There seems to be a scarcity of UK retirement blogs out there (other than those proffering financial advice) and in the absence of my being able to read about other people's experiences, I instead offer you my own "Great Big Retirement Adventure."

My husband (Mister E) and I have moved from the initial concept through the planning stages to implementation and this site is intended to record the whole process. What I am seeking from retirement is now very different to what I thought I was planning and has gradually developed into a quest for fitness and a desire for simplification, with a transition away from both a highly organised lifestyle and the personality traits reflecting a pedantic professional career. Indeed I recently described myself as "a goofy idiot" who enjoys smiling at sunflowers; a far cry from the pre-retirement professional and an indication of just how far I have travelled.

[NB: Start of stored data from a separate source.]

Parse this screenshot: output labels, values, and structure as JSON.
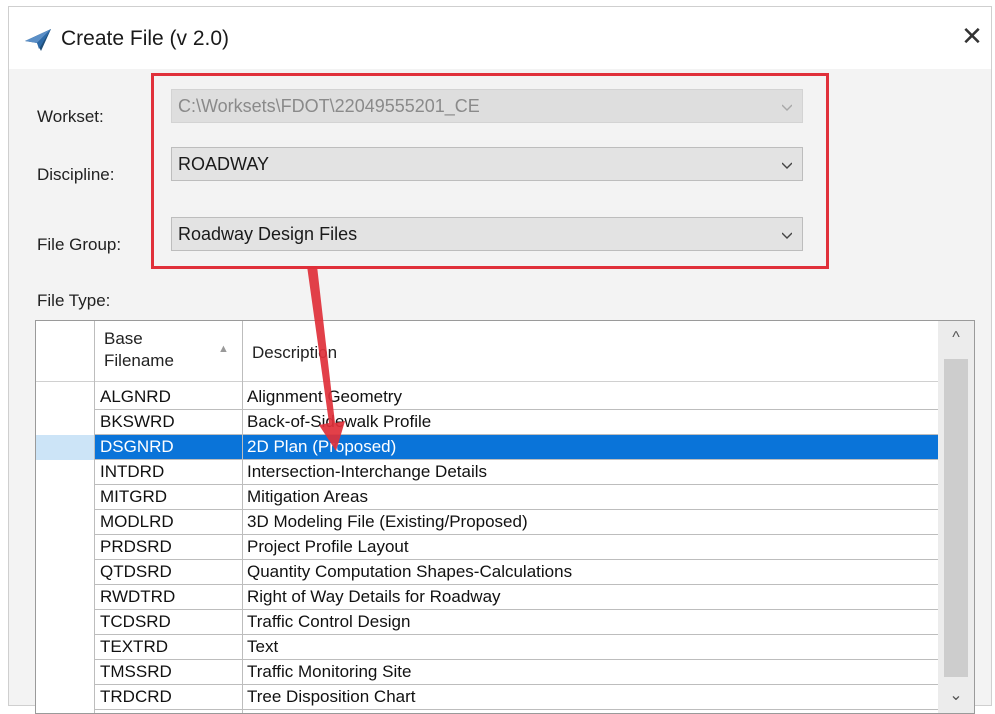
{
  "window": {
    "title": "Create File (v 2.0)",
    "close_glyph": "✕",
    "app_icon": "paper-plane-icon"
  },
  "form": {
    "workset_label": "Workset:",
    "workset_value": "C:\\Worksets\\FDOT\\22049555201_CE",
    "discipline_label": "Discipline:",
    "discipline_value": "ROADWAY",
    "file_group_label": "File Group:",
    "file_group_value": "Roadway Design Files",
    "file_type_label": "File Type:"
  },
  "table": {
    "col1_header_line1": "Base",
    "col1_header_line2": "Filename",
    "col2_header": "Description",
    "sort_glyph": "▲",
    "rows": [
      {
        "base": "ALGNRD",
        "desc": "Alignment Geometry",
        "selected": false
      },
      {
        "base": "BKSWRD",
        "desc": "Back-of-Sidewalk Profile",
        "selected": false
      },
      {
        "base": "DSGNRD",
        "desc": "2D Plan (Proposed)",
        "selected": true
      },
      {
        "base": "INTDRD",
        "desc": "Intersection-Interchange Details",
        "selected": false
      },
      {
        "base": "MITGRD",
        "desc": "Mitigation Areas",
        "selected": false
      },
      {
        "base": "MODLRD",
        "desc": "3D Modeling File (Existing/Proposed)",
        "selected": false
      },
      {
        "base": "PRDSRD",
        "desc": "Project Profile Layout",
        "selected": false
      },
      {
        "base": "QTDSRD",
        "desc": "Quantity Computation Shapes-Calculations",
        "selected": false
      },
      {
        "base": "RWDTRD",
        "desc": "Right of Way Details for Roadway",
        "selected": false
      },
      {
        "base": "TCDSRD",
        "desc": "Traffic Control Design",
        "selected": false
      },
      {
        "base": "TEXTRD",
        "desc": "Text",
        "selected": false
      },
      {
        "base": "TMSSRD",
        "desc": "Traffic Monitoring Site",
        "selected": false
      },
      {
        "base": "TRDCRD",
        "desc": "Tree Disposition Chart",
        "selected": false
      }
    ]
  },
  "scrollbar": {
    "up_glyph": "^",
    "down_glyph": "⌄"
  },
  "annotation": {
    "color": "#e0303a"
  },
  "colors": {
    "selection": "#0a74d9",
    "row_header_selection": "#cce4f7"
  }
}
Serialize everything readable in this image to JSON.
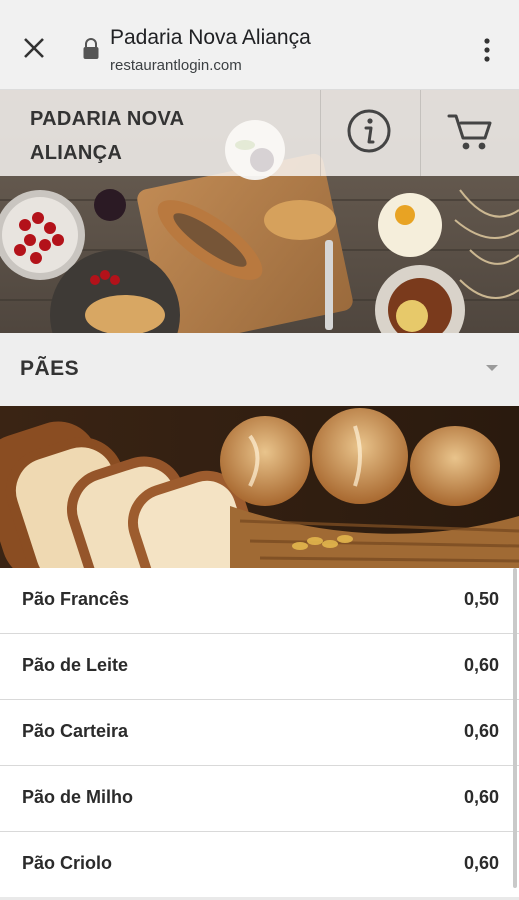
{
  "browser": {
    "title": "Padaria Nova Aliança",
    "url": "restaurantlogin.com",
    "icons": [
      "close-icon",
      "lock-icon",
      "more-vert-icon"
    ]
  },
  "header": {
    "brand_name": "PADARIA NOVA ALIANÇA",
    "icons": [
      "info-icon",
      "cart-icon"
    ]
  },
  "category": {
    "label": "PÃES",
    "icon": "caret-down-icon"
  },
  "items": [
    {
      "name": "Pão Francês",
      "price": "0,50"
    },
    {
      "name": "Pão de Leite",
      "price": "0,60"
    },
    {
      "name": "Pão Carteira",
      "price": "0,60"
    },
    {
      "name": "Pão de Milho",
      "price": "0,60"
    },
    {
      "name": "Pão Criolo",
      "price": "0,60"
    }
  ],
  "colors": {
    "browser_bar": "#f1f1f1",
    "category_bar": "#eeeeee",
    "text": "#2b2b2b"
  }
}
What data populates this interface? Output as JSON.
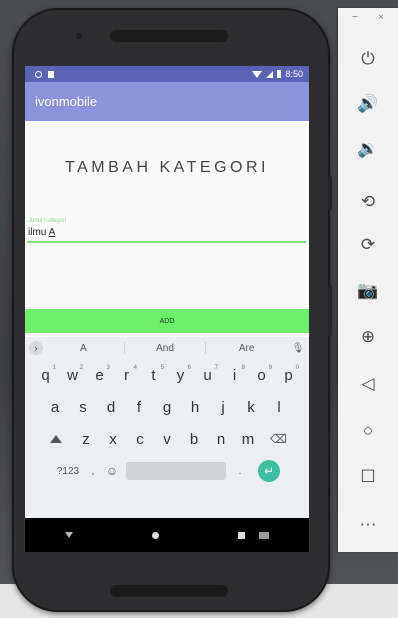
{
  "app": {
    "name": "ivonmobile"
  },
  "status_bar": {
    "time": "8:50"
  },
  "page": {
    "title": "TAMBAH KATEGORI"
  },
  "form": {
    "field_label": "Judul Kategori",
    "field_value_prefix": "ilmu ",
    "field_value_cursor": "A",
    "add_button": "ADD"
  },
  "keyboard": {
    "suggestions": [
      "A",
      "And",
      "Are"
    ],
    "row1": [
      {
        "char": "q",
        "hint": "1"
      },
      {
        "char": "w",
        "hint": "2"
      },
      {
        "char": "e",
        "hint": "3"
      },
      {
        "char": "r",
        "hint": "4"
      },
      {
        "char": "t",
        "hint": "5"
      },
      {
        "char": "y",
        "hint": "6"
      },
      {
        "char": "u",
        "hint": "7"
      },
      {
        "char": "i",
        "hint": "8"
      },
      {
        "char": "o",
        "hint": "9"
      },
      {
        "char": "p",
        "hint": "0"
      }
    ],
    "row2": [
      "a",
      "s",
      "d",
      "f",
      "g",
      "h",
      "j",
      "k",
      "l"
    ],
    "row3": [
      "z",
      "x",
      "c",
      "v",
      "b",
      "n",
      "m"
    ],
    "symbols_key": "?123",
    "comma_key": ",",
    "emoji_key": "☺",
    "period_key": ".",
    "enter_key": "↵",
    "backspace_key": "⌫",
    "mic_key": "🎙"
  },
  "emulator_panel": {
    "minimize": "−",
    "close": "×",
    "tools": [
      {
        "icon": "power-icon",
        "glyph": "⏻"
      },
      {
        "icon": "volume-up-icon",
        "glyph": "🔊"
      },
      {
        "icon": "volume-down-icon",
        "glyph": "🔉"
      },
      {
        "icon": "rotate-left-icon",
        "glyph": "⟲"
      },
      {
        "icon": "rotate-right-icon",
        "glyph": "⟳"
      },
      {
        "icon": "camera-icon",
        "glyph": "📷"
      },
      {
        "icon": "zoom-icon",
        "glyph": "⊕"
      },
      {
        "icon": "back-icon",
        "glyph": "◁"
      },
      {
        "icon": "home-icon",
        "glyph": "○"
      },
      {
        "icon": "overview-icon",
        "glyph": "☐"
      },
      {
        "icon": "more-icon",
        "glyph": "···"
      }
    ]
  },
  "colors": {
    "status_bar": "#5a64b7",
    "app_bar": "#8a93dc",
    "add_button": "#6ef06c",
    "field_accent": "#7ddf7a",
    "enter_key": "#3fbf9f"
  }
}
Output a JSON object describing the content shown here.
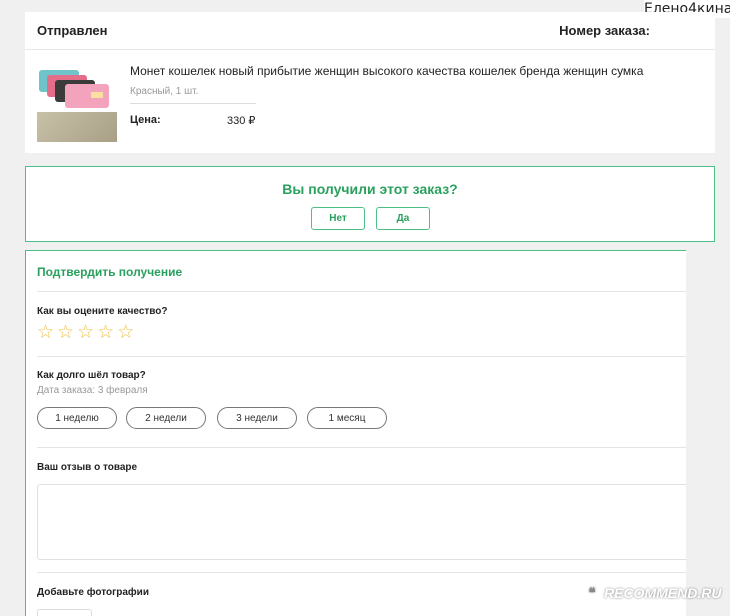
{
  "username": "Елено4кина",
  "order": {
    "status": "Отправлен",
    "order_number_label": "Номер заказа:",
    "product_title": "Монет кошелек новый прибытие женщин высокого качества кошелек бренда женщин сумка",
    "variant": "Красный, 1 шт.",
    "price_label": "Цена:",
    "price_value": "330 ₽"
  },
  "question": {
    "text": "Вы получили этот заказ?",
    "no_label": "Нет",
    "yes_label": "Да"
  },
  "confirm": {
    "title": "Подтвердить получение",
    "rating_question": "Как вы оцените качество?",
    "rating_value": 0,
    "rating_max": 5,
    "delivery_question": "Как долго шёл товар?",
    "order_date": "Дата заказа: 3 февраля",
    "durations": [
      "1 неделю",
      "2 недели",
      "3 недели",
      "1 месяц"
    ],
    "review_label": "Ваш отзыв о товаре",
    "review_value": "",
    "photos_label": "Добавьте фотографии"
  },
  "watermark": {
    "text": "RECOMMEND.RU",
    "icon": "recommend-logo-icon"
  },
  "colors": {
    "accent": "#2aa05e",
    "border_accent": "#4dbf84",
    "star": "#f0c24a"
  }
}
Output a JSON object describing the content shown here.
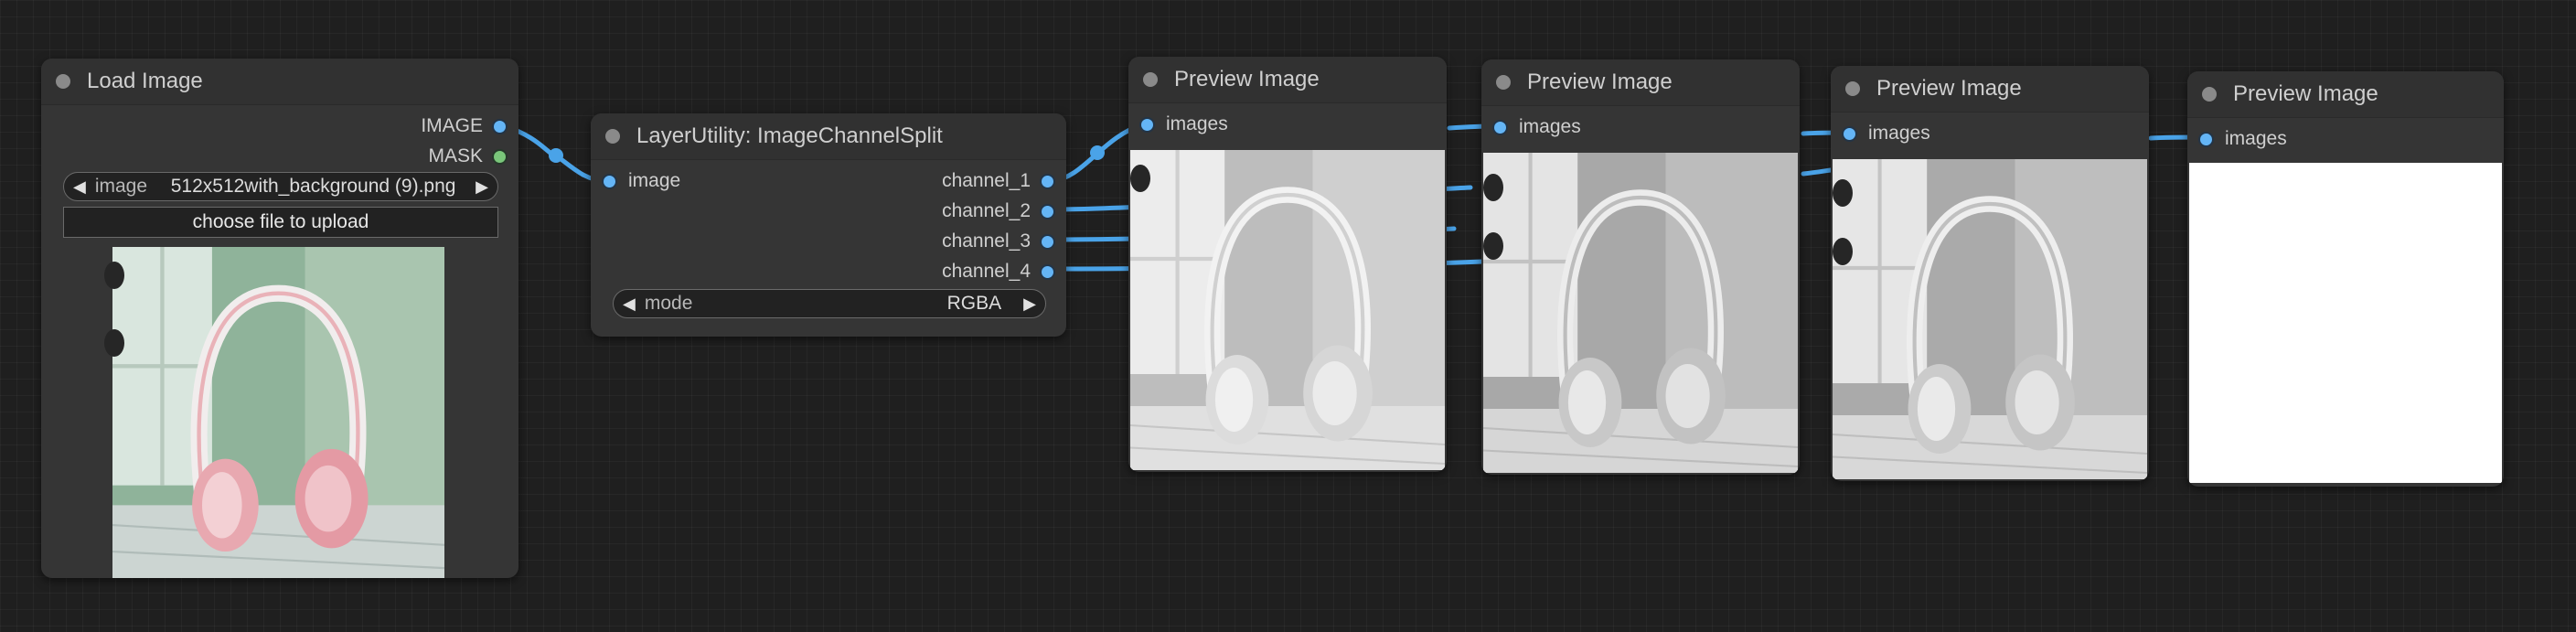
{
  "nodes": {
    "load_image": {
      "title": "Load Image",
      "outputs": [
        "IMAGE",
        "MASK"
      ],
      "image_widget": {
        "label": "image",
        "value": "512x512with_background (9).png"
      },
      "upload_button": "choose file to upload"
    },
    "channel_split": {
      "title": "LayerUtility: ImageChannelSplit",
      "input": "image",
      "outputs": [
        "channel_1",
        "channel_2",
        "channel_3",
        "channel_4"
      ],
      "mode_widget": {
        "label": "mode",
        "value": "RGBA"
      }
    },
    "previews": [
      {
        "title": "Preview Image",
        "input": "images"
      },
      {
        "title": "Preview Image",
        "input": "images"
      },
      {
        "title": "Preview Image",
        "input": "images"
      },
      {
        "title": "Preview Image",
        "input": "images"
      }
    ]
  },
  "icons": {
    "left_arrow": "◀",
    "right_arrow": "▶"
  },
  "colors": {
    "canvas": "#1f1f1f",
    "node_body": "#353535",
    "node_title": "#313131",
    "image_slot": "#64b5f6",
    "mask_slot": "#7ac67a",
    "link": "#4aa3e8"
  }
}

Please visit from time to time and do add your comments. The blog is in reverse chronological order but popular posts and those highlighting our journey are specifically pinpointed below on the right hand side together with a list of topics covered. Alternatively you may prefer to look at the summary or wisdom we have acquired or even our have done list with its retirement atlas and dip in and out of the blog using the links given.

Friday, 29 November 2013

Sailing to Foreign Ports

Last week’s holiday was a time to talk about what we both might want to actually spend our days in retirement doing. Now I have all kinds of aspirations involving horticulture and interior design as well as researching the family tree and taking up again various abandoned arts and crafts. For a long time however I have known that Mister E has harboured ambitions to cross large oceans in rather small sailing vessels. It was inevitable, therefore, that we spent some of our time on Gran Canaria peering at the boats in various marinas.

I was relieved when Mister E confessed that he probably now has a greater sense of fear than in his younger days and perhaps the appeal of a transatlantic crossing is dimming. But Mister E is a dreamer and after a lingering visit to Puerto Mogan, he proceeded to tell me how comfortable the voyage would be with the Trade Winds with us (I loved the inclusivity of his description).

Call me a coward, but I had to say that, as someone with “Day Sailor” emblazoned across her forehead, I don’t feel bold enough for such an undertaking and, despite joining Mr E on numerous Cross-Channel sailing races in our pre-children days, when I sail I like to be able to view the coastal scenery. I know Christopher Columbus set out from Gran Canaria in 1492, but here in 2013 I don’t actually have any desire on my own part to prove to my own eyes that the world is not flat.

 I suggested we should start small and safe to begin with and perhaps even hire a barge on Britain’s inland waterways, if a rowing boat becomes boring.